The Prepositions “Por” and “Para”

This difference between por and para in Portuguese is a topic that is tricky for English speakers. Although both of these words can translate to “for”, you have to choose the correct one depending on the situation.

Para

Para can mean for, to, in order to, or towards.
To refer to a destination or result, you would always choose para instead of por.
Nós vamos para casa We go home
Eu vou para Portugal I go to Portugal
A salada é para ele, o peixe é para mim The salad is for him, the fish is for me
A criança apontou para cima The child pointed up

Por


Por can mean for, by, via, per, or through.
Eu espero por ti I wait for you
A caixa foi aberta por Pandora The box was opened by Pandora
Dividir o dinheiro por duas pessoas To divide the money by between two people
Ela vai por She goes through there
Nós corremos duas vezes por semana We run twice per week

Contractions

You will never see “por o” or “por a” in a sentence. When por is combined with the articles o or a, it becomes:

  • pelo
  • pela

Estou feliz pelo meu pai I am happy for my father
Tu esperas pela tua mãe You wait for your mother
Obrigado pelo presente Thank you for the present
This only applies to por, as para can be followed by a.
Eu vou para a escola I go to the school

Comments:

  • Am I correct that “para mim” is ok when the waiter asks who a dish is for?
    If so might more examples of use of para appear. I seem to hear it’s use in the Eastern Algarve much more than “por”.

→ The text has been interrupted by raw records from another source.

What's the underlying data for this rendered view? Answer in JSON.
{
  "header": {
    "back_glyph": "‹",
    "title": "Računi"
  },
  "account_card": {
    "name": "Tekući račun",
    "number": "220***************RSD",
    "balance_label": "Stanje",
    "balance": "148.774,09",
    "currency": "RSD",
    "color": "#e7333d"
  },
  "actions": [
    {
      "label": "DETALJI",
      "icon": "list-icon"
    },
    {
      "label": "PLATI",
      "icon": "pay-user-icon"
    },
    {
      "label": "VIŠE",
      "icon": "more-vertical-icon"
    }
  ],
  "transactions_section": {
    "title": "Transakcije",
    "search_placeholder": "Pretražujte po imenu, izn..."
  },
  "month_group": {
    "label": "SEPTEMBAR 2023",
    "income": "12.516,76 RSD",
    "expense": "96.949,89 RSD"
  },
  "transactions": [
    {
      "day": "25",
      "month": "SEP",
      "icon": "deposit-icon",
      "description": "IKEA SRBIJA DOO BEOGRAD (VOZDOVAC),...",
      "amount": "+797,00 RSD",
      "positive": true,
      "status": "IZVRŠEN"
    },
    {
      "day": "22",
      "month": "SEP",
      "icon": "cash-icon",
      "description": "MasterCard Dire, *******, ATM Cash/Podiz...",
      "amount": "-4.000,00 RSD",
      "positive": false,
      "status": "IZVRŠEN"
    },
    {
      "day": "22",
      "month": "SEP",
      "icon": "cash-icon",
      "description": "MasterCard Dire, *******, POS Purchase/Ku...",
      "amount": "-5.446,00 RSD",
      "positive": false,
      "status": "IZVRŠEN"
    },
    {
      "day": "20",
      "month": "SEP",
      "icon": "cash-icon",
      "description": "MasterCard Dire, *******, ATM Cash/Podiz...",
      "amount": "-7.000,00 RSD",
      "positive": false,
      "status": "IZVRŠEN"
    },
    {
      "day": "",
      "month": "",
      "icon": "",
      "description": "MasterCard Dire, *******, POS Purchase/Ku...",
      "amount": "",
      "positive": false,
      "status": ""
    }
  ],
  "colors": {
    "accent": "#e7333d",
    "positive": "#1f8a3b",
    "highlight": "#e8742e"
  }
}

    • Yes, you should use “para” to describe who the dish (or any other object) is for. Your suggestion/request is duly noted 🙂

  • O versão oral dá frase “Dividir o dinheiro por dois” não corresponde ao texto. A voz diz “duas pessoas”.
    Eu gosto muito de PP! Contribui muito aos meus progressos em português. Obrigado!

  • If I want to say thank you for your work, do I use para or por? Or are they interchangeable in this example?

    Muito obrigada

    • You should use only “por”, which is then be contracted to “pelo” (por + o) or “pela” (por + a). In this case, since “trabalho” is a masculine noun, it’s preceded by “pelo” (por + o). So you could say, for example, “Obrigada pelo vosso trabalho” 🙂

  • I’m uncertain as when to combine por with an article. In the example above it sais: ” … por semana”, but if I want to specify that it’s about this week “esta semana”, would I then say “… pela esta semana”?

    • Olá, Karl! You should only combine “por” with a definite article when an article is required in the sentence. In the example “Nós corremos duas vezes por semana”, there is no need for a definite article, even if you changed it to this week. You’d just say “Nós corremos duas vezes esta semana”. On the other hand, in the example “Estou feliz pelo meu pai”, the definite article is needed because of the noun “pai” (father). So, you first have “Estou feliz por o meu pai” and from there, you end up with “Estou feliz pelo meu pai”.

      Here’s more about Portuguese definite articles and when to use them: Definite Articles in Portuguese

  • I have a question on one of the examples. In the sentence ‘La caixa foi aberta por Pandora’. why isn’t it ‘por a Pandora’?
    I really appreciate these comment sections, it’s useful to see what other learners are having problems with and your replies.

    • Olá, Pat. Both ways are fine!
      – Without a definite article: “A caixa foi aberta por Pandora”
      – With a definite article: “A caixa foi aberta pela Pandora” -> pela = por + a. “Por a” doesn’t sound natural for us; save for specific sentence structures that require this separation, we always contract these two words.

      We usually omit the definite article, for example, in more formal, journalistic or literary writing. The definite article adds a more informal touch to it, generally speaking.